5/5 https://www.bvoltaire.fr/
.----. Puisque les trappistes sont, ces temps-ci, à la mode, on peut aussi parler des bénédictins… Il sont plus transgressifs que tous les punks à chien ou antifas à cheveux bleus, plus écolos que tout EELV réuni. Les mots de leur monde – effort, sacrifice, obéissance, fidélité, règle, prière, éternité, humilité – sont étrangers au nôtre. Leur choix semble dingue ou masochiste. « Bienheureux les fêlés, car ils laisseront passer la lumière »… aucune béatitude ne pourrait mieux leur convenir que celle-ci, qui n’est pas de Mathieu mais de Michel (Audiard). Ce sont les moines de Fontgombault, dont Nicolas Diat décrit la vie dans un livre intitulé Le Grand Bonheur.
On rentre dans ce livre comme on part faire une retraite. On tourne autour longtemps, un peu tenté, un peu rebuté, on est sûr de n’y trouver ni bluette, ni action trépidante… et, surtout, on a toujours une lecture plus pressée : combien d’essais en attente sur le chevet traitant de la crise sanitaire, des prochaines élections… sorti en octobre, il avait échoué en bas de la pile. Et puis la tour de Pise s’est effondrée, et la couverture, éclatante – des lettres jaunes sur une photo en noir et blanc, un moine paysan soignant ses bêtes qui pourrait aussi bien avoir été immortalisé hier qu’il y a 80 ans -,a rappelé à l’ordre : quand il faut y aller…
Quiconque a été une fois à Fontgombault salue le talent de Nicolas Diat : il y a du Cézanne, dans cet homme-là, il (dé)peint un tableau vivant, grouillant de silhouettes – alertes ou courbées, vaquant à leurs offices ou leurs travaux – et pourtant figées pour l’éternité : « Mais qui sont ces moines qui font descendre quelques gouttes du Ciel sur notre terre » ?
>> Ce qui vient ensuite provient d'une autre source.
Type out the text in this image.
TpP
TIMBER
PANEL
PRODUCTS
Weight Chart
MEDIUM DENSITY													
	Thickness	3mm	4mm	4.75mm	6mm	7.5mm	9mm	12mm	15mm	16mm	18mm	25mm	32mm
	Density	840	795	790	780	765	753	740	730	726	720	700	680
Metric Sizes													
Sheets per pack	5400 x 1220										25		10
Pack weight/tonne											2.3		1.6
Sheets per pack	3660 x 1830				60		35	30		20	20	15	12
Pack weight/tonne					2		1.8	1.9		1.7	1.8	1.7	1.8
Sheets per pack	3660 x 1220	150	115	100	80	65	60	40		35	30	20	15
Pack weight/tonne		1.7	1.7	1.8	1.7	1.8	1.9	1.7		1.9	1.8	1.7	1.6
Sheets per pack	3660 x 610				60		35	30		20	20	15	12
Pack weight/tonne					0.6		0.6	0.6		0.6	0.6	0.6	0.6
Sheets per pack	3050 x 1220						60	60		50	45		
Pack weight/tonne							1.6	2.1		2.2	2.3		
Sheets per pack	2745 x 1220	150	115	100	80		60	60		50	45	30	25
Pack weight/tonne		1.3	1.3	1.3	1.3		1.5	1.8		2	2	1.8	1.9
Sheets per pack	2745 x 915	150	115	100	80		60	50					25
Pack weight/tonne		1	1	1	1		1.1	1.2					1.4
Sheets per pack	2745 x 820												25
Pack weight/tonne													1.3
Nicolas Diat esquisse, par touches floues, le portrait de tel ou tel – l’anachorète, l’officier de marine, celui qui fut fiancé… – mais ne s’y attarde pas. Par pudeur, parce que l’autocentrisme n’est pas le genre de la maison ou parce que tenter de bricoler une typologie de ceux qui ont tout misé dans le pari de Pascal serait vain. Pour l’auteur, qui cite sainte Thérèse de l’Enfant-Jésus, « les âmes sont plus différentes que les visages » ; « chaque vocation est singulière ».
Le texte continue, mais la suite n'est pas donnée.